Santa Barbara County (Calif.) Employees’ Retirement System is searching for a real estate consultant, said Ellen Hung, assistant CEO, in an email.
The $2.4 billion pension fund issued an RFP for best practices purposes because current consultant ORG Portfolio Management’s contract began in 2010. The firm is invited to rebid.
The RFP is available from the county’s website. Proposals are due at 5 p.m. PST on March 3. Finalist interviews are tentatively scheduled for the week of June 19, with a decision expected shortly thereafter.
Separately, the pension fund terminated six equity managers as the result of a new asset allocation adopted in September, lowering targets to domestic equity to 19% from 23% and emerging markets equity to 7% from 11%.

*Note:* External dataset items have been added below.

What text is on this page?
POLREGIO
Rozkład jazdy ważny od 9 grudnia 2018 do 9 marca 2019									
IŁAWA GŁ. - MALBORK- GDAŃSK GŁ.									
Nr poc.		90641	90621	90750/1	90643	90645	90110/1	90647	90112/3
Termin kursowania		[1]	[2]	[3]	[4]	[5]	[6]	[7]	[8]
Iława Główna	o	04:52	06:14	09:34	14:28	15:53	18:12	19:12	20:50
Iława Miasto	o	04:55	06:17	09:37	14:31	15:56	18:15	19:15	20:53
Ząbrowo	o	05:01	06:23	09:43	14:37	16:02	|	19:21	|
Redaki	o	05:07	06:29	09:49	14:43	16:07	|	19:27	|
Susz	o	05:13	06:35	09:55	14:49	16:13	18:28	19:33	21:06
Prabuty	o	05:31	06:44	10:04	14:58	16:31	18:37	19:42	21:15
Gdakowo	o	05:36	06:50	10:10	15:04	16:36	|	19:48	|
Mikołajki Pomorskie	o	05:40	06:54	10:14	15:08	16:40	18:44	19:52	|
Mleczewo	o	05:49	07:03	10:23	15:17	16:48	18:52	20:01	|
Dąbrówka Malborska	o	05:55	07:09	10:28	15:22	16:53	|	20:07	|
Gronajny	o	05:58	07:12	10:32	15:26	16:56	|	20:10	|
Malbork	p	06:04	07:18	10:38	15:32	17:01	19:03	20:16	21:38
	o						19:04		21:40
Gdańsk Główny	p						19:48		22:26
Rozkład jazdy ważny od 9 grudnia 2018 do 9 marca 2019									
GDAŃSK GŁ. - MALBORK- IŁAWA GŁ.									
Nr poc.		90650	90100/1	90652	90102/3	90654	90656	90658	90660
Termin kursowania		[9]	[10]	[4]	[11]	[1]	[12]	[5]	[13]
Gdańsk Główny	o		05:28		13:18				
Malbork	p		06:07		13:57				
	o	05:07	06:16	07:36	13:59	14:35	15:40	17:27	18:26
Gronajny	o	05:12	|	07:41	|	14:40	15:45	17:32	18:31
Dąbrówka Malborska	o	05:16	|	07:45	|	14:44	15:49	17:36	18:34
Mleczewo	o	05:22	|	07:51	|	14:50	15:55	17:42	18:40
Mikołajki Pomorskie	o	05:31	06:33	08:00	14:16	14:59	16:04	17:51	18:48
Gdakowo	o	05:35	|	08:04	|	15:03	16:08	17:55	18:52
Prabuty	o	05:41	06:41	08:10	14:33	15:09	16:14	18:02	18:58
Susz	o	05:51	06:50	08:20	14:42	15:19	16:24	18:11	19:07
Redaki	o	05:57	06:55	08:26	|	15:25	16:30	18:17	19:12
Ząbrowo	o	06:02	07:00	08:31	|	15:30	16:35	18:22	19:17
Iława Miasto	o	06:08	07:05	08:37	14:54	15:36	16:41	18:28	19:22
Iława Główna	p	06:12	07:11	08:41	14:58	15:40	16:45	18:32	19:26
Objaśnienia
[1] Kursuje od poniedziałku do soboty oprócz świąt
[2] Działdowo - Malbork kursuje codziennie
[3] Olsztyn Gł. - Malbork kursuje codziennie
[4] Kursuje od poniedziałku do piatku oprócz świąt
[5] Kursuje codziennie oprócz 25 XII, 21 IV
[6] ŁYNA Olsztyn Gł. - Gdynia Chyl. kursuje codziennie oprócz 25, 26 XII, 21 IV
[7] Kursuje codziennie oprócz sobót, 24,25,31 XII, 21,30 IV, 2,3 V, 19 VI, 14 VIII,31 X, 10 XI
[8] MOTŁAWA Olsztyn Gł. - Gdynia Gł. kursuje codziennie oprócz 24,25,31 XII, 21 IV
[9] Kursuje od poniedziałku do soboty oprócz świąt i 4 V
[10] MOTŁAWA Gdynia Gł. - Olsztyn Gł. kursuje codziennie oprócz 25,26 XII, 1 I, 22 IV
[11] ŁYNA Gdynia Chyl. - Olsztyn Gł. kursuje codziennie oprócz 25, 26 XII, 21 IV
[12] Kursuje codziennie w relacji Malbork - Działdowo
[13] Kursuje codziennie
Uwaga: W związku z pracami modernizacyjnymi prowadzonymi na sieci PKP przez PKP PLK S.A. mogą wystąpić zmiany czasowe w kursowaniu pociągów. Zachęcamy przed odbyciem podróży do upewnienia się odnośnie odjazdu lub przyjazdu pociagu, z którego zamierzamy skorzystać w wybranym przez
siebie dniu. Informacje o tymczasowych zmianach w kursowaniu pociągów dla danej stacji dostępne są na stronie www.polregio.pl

The terminated managers are Aberdeen Asset Management, which ran frontier markets equities; Analytic Investors, which ran low-volatility domestic equities; Artisan Partners (APAM), which ran active domestic midcap growth equities; BlackRock (BLK), which ran passive emerging markets equities; The London Co., which ran active domestic large-cap value equities; and RBC Global Asset Management, which ran active domestic midcap value equities.
Assets will be redistributed among existing equity managers. Portfolio sizes were not made immediately available.
The target to real assets is being increased to 15% from 12%; international developed markets equities to 11% from 9%; non-investment-grade fixed income to 11% from 9%; private equity to 10% from 7%; and real estate to 10% from 8%.
Investment-grade fixed income is also being reduced to 17% from 21%. Manager changes for alternatives and fixed income have yet to be determined.
Investment consultant RVK assisted with the terminations.